There is a lot of tongue-holding as a professor. When replying to a student’s inquiry where the honest response is “I wish you knew that,” I take a deep breath and say something more informative and less snippy. “No, you can’t take the final exam early. See my explanation on page 3 of the syllabus.” Or “Yes, the page limit is strict. The assignment instructions say ‘no exceptions to the page limit.'”
The poet Tom Wayman wrote not just one, but six perfect responses to a common student question, “Did I Miss Anything?” I can live with my second-choice replies to many questions knowing Wayman’s sweetly sarcastic responses are out there for “Did I Miss Anything?” The very best stanza:
Nothing. When you are not present
how could something significant occur?
Read the whole poem. It delivers.
When I was a new assistant professor, a friend told me about the time he presented a research paper at Wharton. In the Q&A, one of the host faculty members announced,
This is the worst paper I have ever seen.
I can’t remember what my friend told me he said in the moment. Later he realized he missed the opportunity for the world’s best response:
You haven’t seen my other papers.
Now I eagerly await the time when someone tells me “this is the worst…I have ever seen” so I can use his clever retort. The optimist in me laughs at the pessimist in me; the frightening possibility is now a brash dare to the universe.
Another example from academia, from an article last month in The Paris Review. The author describes her job interviews for a faculty position.
On the third day of the interview, the head of the creative department asks me if the courses I would be expected to teach should even exist. “No,” I wish I had said as I made my body gently vanish. “They shouldn’t exist at all.” Instead I say yes, and pull a beautiful, made-up reason from the air and offer it to him as a gift.
To adapt a phrase from a familiar telemarketer (see previous post), does this man “work at an asshole [university]?” I can understand my telemarketer’s rudeness. That job sucks. But the chair of a university department? What’s his excuse for that inexcusable question?
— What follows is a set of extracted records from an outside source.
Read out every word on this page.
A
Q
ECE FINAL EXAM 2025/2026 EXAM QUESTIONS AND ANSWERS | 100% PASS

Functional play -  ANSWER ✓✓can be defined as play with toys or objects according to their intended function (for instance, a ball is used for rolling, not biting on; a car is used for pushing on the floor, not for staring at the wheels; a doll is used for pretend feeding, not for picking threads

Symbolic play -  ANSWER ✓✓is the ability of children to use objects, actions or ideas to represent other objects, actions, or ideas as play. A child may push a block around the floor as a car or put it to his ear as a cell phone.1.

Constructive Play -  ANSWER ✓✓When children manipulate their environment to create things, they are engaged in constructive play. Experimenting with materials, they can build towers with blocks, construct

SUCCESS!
These thoughts about the “what I should have said” moments dovetail with my Pinterest-flavored Zen:
Three things you cannot recover in life:
the word after it’s said,
the moment after it’s missed,
and the time after it’s gone.
That statement may be strictly true. But there is some recovery, in both senses of the word, in revisiting the moment and revising the script, finding the “what I should have said.” Debriefing with a friend, reading a perfect poem, or composing a blog post are delightful second chances.